Dans ce cadre, il y a lieu de relever que :

- le mail du 20 juin 2013 qui impute à M. [N] des faux en écritures et un abus de confiance a été adressé en copie à quatre personnes ;

- Mme [U] a ainsi imputé à M. [N] des faits relevant de qualifications pénales;

- aucun élément du dossier ne permet de retenir que ces allégations étaient fondées, alors qu'il est par ailleurs constant que les comptes de l'Association ont été établis par un expert-comptable et soumis à un commissaire aux comptes ;

- Mme [U] a néanmoins mis en copie de son mail, outre les destinataires du mail initial de M. [N], M. [S] chef du bureau des politiques sociales et M. [M] l'adjoint de ce dernier. Or, aucun élément du dossier ne conduit à retenir que ces personnes travaillaient pour l'Association Culturelle Place des Arts. Il résulte en revanche d'une lecture globale du dossier que ces deux personnes travaillaient pour l'autorité de tutelle et étaient donc des tiers à l'employeur ;

- le mail du 27 juin fait état d'anomalies dans le rapport financier et le document qui lui est joint révèle l'existence de divergences entre Mme [U] et M. [N] sur l'affectation comptable de certaines sommes, sur le montant de l'excédent de trésorerie et sur le bien-fondé d'une demande complémentaire de subventions ;

- ce mail et le document joint sont rédigés en des termes mesurés et ne contiennent pas d'accusations à l'encontre de M. [N] ;

- si les parties n'indiquent pas les qualités des dix-sept destinataires, il a été relevé ci-dessus qu'au moins trois d'entre deux appartenaient à la direction générale des finances publiques et un à la direction générale de la consommation, de la concurrence et de la répression des fraudes et étaient donc des tiers à l'Association Culturelle Place des Arts.

Au regard de ces éléments, la cour retient que :

- il est constant que Mme [U] a reproché par écrit à M. [N] d'avoir commis des infractions pénales ;

- aucun élément du dossier ne conduit à retenir que ces accusations étaient fondées ;

- Mme [U] a néanmoins diffusé ces allégations, par son mail du 20 juin 2013, au sein et à l'extérieur de l'Association ;

-ce faisant, elle n'a pas respecté l'obligation de discrétion qui lui incombait ;

- ce manquement revêt la qualification de faute grave, compte tenu de la nature des faits qu'elle a imputé, sans preuve, à M. [N], sous l'autorité duquel elle travaillait.

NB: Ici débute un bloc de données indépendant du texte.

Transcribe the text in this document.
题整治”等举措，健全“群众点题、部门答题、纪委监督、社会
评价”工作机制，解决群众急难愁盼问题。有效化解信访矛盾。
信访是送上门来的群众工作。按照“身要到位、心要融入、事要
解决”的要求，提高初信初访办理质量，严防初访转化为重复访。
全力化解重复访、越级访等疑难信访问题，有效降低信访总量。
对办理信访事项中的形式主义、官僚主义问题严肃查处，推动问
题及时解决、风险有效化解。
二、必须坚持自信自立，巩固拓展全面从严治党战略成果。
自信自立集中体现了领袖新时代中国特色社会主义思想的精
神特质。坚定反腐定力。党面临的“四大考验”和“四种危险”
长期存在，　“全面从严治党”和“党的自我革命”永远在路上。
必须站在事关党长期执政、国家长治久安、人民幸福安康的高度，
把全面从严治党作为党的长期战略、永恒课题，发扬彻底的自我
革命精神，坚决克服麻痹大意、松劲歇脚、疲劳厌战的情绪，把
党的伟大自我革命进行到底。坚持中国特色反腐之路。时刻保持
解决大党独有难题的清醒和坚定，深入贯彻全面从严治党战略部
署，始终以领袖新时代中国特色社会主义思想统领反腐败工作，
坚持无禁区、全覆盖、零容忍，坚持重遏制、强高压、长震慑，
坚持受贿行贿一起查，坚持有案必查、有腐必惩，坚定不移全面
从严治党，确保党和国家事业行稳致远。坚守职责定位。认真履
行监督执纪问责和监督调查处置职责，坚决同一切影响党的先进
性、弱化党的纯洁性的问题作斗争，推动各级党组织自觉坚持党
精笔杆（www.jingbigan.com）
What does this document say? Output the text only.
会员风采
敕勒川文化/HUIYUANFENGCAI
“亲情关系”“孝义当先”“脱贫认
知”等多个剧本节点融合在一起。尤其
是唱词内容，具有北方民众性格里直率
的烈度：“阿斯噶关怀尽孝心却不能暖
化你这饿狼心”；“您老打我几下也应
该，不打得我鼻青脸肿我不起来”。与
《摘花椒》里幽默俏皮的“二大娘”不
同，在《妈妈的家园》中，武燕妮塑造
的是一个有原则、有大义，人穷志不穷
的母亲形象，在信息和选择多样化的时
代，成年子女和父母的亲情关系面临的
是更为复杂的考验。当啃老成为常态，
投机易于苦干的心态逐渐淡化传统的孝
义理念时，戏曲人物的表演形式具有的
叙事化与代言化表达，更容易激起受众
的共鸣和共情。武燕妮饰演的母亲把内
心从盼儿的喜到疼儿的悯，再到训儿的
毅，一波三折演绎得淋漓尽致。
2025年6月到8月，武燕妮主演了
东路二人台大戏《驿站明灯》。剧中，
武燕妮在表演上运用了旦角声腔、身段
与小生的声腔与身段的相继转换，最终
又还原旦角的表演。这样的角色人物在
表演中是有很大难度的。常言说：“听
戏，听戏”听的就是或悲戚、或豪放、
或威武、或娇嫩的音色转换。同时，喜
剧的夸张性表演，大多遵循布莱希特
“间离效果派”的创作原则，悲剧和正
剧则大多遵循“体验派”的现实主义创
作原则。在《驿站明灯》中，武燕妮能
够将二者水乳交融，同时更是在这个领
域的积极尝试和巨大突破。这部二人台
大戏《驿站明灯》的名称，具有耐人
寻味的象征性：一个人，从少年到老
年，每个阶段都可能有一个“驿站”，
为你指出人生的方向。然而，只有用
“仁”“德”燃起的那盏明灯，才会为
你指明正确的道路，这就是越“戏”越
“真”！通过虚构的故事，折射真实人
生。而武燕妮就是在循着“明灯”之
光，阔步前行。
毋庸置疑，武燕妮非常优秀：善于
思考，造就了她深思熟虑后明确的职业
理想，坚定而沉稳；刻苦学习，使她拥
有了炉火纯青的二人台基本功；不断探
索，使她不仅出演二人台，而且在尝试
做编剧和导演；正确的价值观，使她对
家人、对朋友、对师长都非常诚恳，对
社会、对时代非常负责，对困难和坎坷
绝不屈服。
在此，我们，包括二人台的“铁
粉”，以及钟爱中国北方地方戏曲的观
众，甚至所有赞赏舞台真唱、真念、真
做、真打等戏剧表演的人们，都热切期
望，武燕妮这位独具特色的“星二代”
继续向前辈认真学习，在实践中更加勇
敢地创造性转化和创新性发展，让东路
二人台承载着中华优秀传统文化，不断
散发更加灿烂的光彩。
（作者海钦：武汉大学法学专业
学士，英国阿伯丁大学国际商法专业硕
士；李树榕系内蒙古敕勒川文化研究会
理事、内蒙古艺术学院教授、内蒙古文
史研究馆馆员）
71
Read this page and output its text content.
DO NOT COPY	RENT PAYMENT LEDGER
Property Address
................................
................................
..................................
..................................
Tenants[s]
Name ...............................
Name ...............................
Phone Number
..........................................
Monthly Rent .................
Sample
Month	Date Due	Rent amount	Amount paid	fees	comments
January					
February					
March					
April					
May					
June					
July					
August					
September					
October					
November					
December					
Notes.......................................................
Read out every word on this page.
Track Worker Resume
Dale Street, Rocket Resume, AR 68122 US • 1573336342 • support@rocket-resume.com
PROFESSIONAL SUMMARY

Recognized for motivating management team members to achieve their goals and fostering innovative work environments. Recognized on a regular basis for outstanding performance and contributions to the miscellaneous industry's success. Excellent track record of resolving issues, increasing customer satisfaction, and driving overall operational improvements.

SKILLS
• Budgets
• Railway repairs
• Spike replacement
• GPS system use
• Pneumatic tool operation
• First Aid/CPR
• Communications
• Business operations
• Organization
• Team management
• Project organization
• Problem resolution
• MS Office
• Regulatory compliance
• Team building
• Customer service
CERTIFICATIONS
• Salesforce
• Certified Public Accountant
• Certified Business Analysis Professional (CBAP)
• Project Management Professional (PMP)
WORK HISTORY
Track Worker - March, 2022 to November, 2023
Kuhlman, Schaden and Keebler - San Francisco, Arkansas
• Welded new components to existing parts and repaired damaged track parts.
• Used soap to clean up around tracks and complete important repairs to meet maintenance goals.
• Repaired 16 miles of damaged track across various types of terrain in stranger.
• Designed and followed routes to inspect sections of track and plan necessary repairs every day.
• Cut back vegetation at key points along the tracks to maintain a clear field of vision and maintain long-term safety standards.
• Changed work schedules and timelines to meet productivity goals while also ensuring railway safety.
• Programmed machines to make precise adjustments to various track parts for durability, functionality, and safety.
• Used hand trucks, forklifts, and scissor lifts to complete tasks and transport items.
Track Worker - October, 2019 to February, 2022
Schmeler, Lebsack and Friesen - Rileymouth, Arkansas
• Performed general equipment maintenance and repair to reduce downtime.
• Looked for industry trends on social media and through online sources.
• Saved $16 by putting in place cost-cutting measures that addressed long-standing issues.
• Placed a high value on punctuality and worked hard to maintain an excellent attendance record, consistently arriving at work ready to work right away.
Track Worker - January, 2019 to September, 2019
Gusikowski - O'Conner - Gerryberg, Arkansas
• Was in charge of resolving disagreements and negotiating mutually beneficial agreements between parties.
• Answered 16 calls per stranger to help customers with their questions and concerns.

Le licenciement est donc fondé, de sorte que le jugement sera confirmé en ce qu'il a débouté la salariée de ses demandes à ce titre.

Sur le harcèlement

Mme [U] soutient qu'elle a été victime d'un harcèlement moral de la part de son employeur

Dès lors, il y a lieu de rappeler, de manière générale, que :

- l'article L 1152-1 du code du travail dispose qu' 'aucun salarié ne doit subir les agissements répétés de harcèlement moral qui ont pour objet ou pour effet une dégradation de ses conditions de travail susceptible de porter atteinte à ses droits et à sa dignité, d'altérer sa santé physique ou mentale ou de compromettre son avenir professionnel' ;

- l'article L1152-2 énonce qu' 'aucun salarié, aucune personne en formation ou en stage ne peut être sanctionné, licencié ou faire l'objet d'une mesure discriminatoire, directe ou indirecte, notamment en matière de rémunération, de formation, de reclassement, d'affectation, de qualification, de classification, de promotion professionnelle, de mutation ou de renouvellement de contrat pour avoir subi ou refusé de subir des agissements répétés de harcèlement moral ou pour avoir témoigné de tels agissements ou les avoir relatés' ;

- l'article L 1154-1 ajoute que 'lorsque survient un litige relatif à l'application des articles L. 1152-1 à L. 1152-3 et L. 1153-1 à L. 1153-4, le candidat à un emploi, à un stage ou à une période de formation en entreprise ou le salarié établit des faits qui permettent de présumer l'existence d'un harcèlement. Au vu de ces éléments, il incombe à la partie défenderesse de prouver que ces agissements ne sont pas constitutifs d'un tel harcèlement et que sa décision est justifiée par des éléments objectifs étrangers à tout harcèlement. Le juge forme sa conviction après avoir ordonné, en cas de besoin, toutes les mesures d'instruction qu'il estime utiles'.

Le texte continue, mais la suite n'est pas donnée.